Mr Deena said the reason Mauritius as an IFC is so popular has to do with the country’s legislative framework “that is well adapted to this kind of investment vehicle”. He adds that the fact that Mauritius has signed a number of bilateral agreements with countries around the world, from Investment Promotion and Protection Agreements (46) to Double Tax Avoidance Agreements (DTAA) (54) and Memorandums of Understanding (50) was also a big pull.

Mauritius’s absence of exchange control, its diverse and robust ecosystem of service providers such as accountants, auditors, lawyers, and banks, and the fact that the country, as a sovereign, is investment-grade-rated by Moody’s, also influence investors’ decision to do business via Mauritius.

Add to this the fact that MCB “is one of the few investment-grade rated banks by Moody's in Sub-Saharan Africa,” and this makes Mauritius’ largest bank the obvious choice for foreign investors as “this gives them the right level of comfort to structure through the MIFC”, Ashvin Deena explained.

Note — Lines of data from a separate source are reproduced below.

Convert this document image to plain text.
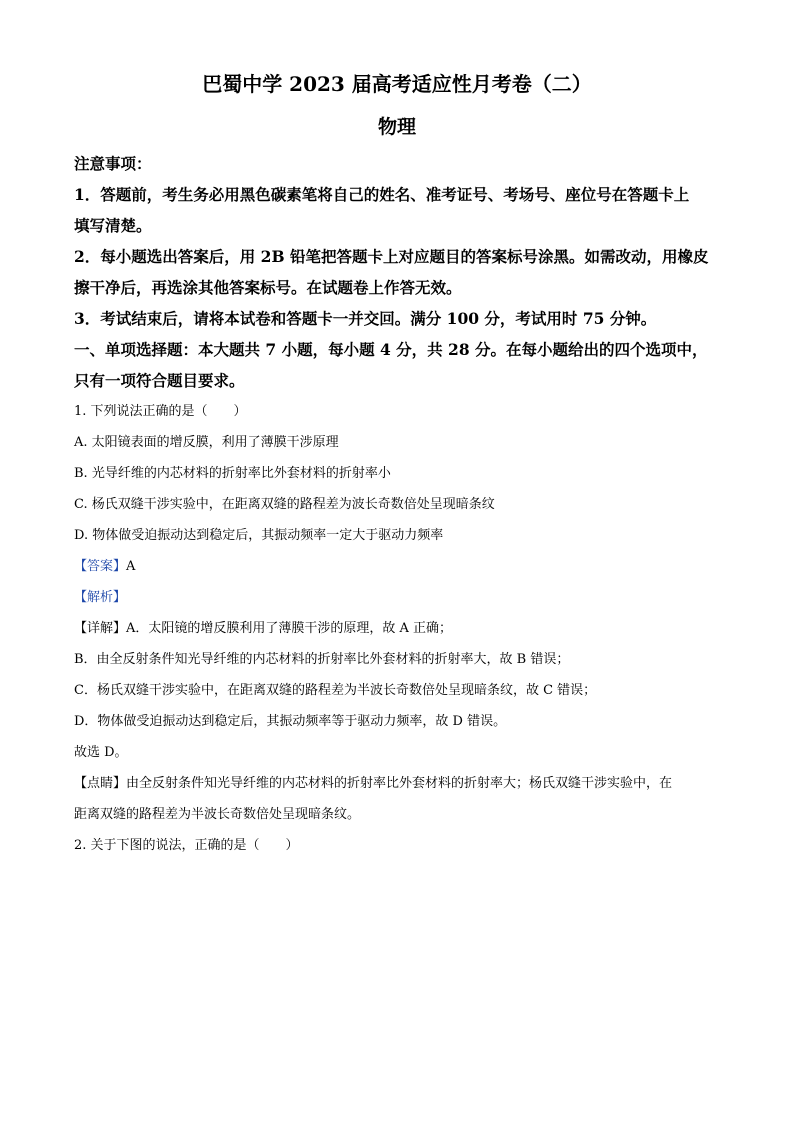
巴蜀中学 2023 届高考适应性月考卷（二）
物理
注意事项：
1．答题前，考生务必用黑色碳素笔将自己的姓名、准考证号、考场号、座位号在答题卡上
填写清楚。
2．每小题选出答案后，用 2B 铅笔把答题卡上对应题目的答案标号涂黑。如需改动，用橡皮
擦干净后，再选涂其他答案标号。在试题卷上作答无效。
3．考试结束后，请将本试卷和答题卡一并交回。满分 100 分，考试用时 75 分钟。
一、单项选择题：本大题共 7 小题，每小题 4 分，共 28 分。在每小题给出的四个选项中，
只有一项符合题目要求。
1. 下列说法正确的是（　　）
A. 太阳镜表面的增反膜，利用了薄膜干涉原理
B. 光导纤维的内芯材料的折射率比外套材料的折射率小
C. 杨氏双缝干涉实验中，在距离双缝的路程差为波长奇数倍处呈现暗条纹
D. 物体做受迫振动达到稳定后，其振动频率一定大于驱动力频率
【答案】A
【解析】
【详解】A．太阳镜的增反膜利用了薄膜干涉的原理，故 A 正确；
B．由全反射条件知光导纤维的内芯材料的折射率比外套材料的折射率大，故 B 错误；
C．杨氏双缝干涉实验中，在距离双缝的路程差为半波长奇数倍处呈现暗条纹，故 C 错误；
D．物体做受迫振动达到稳定后，其振动频率等于驱动力频率，故 D 错误。
故选 D。
【点睛】由全反射条件知光导纤维的内芯材料的折射率比外套材料的折射率大；杨氏双缝干涉实验中，在
距离双缝的路程差为半波长奇数倍处呈现暗条纹。
2. 关于下图的说法，正确的是（　　）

He said those same reasons (the absence of exchange control and the legal framework) led large African corporates to use Mauritius, adding that many of them use Mauritian-incorporated entities to raise bonds or to structure their procurement activities or sales.

The MIFC was created over 30 years ago and was mainly focused on investment in India until about eight years ago when a strategic shift towards Africa took place. In February 2020, Mauritius was placed on the Financial Action Task Force (FATF)’s list of jurisdictions under increased monitoring, commonly known as the ‘grey list’. This also put Mauritius on the EU’s list of high-risk countries, known as the ‘black list’.

A year later, in October 2021, FATF removed Mauritius from the list of jurisdictions requiring increased monitoring following key reforms implemented by the country. While the downgrading prejudiced players like MCB, the removal of Mauritius from the blacklist has likewise come with benefits with the MIFC now playing a central part in the bank’s performance.

Ashvin Deena believes the episode has strengthened the jurisdiction’s Anti-Money Laundering/Combatting the Financing of Terrorism (AML/CFT) framework. For him, the key is “knowing who we are doing business with.”

It's about understanding who the client is, understanding the broader client ecosystem, understanding their business, and therefore, getting a grasp of the risks associated with those clients and then making the call as to what level of risk is acceptable to us or not as a jurisdiction first, but also as a bank”, he said.

The head of MCB’s GIC also believes the bank is playing an important role in helping private equity funds and fund managers bridge Africa’s significant financing gap “as they bring in external money, sometimes patient capital from Europe, from the US, from Asia and sometimes from Africa itself to invest into Africa.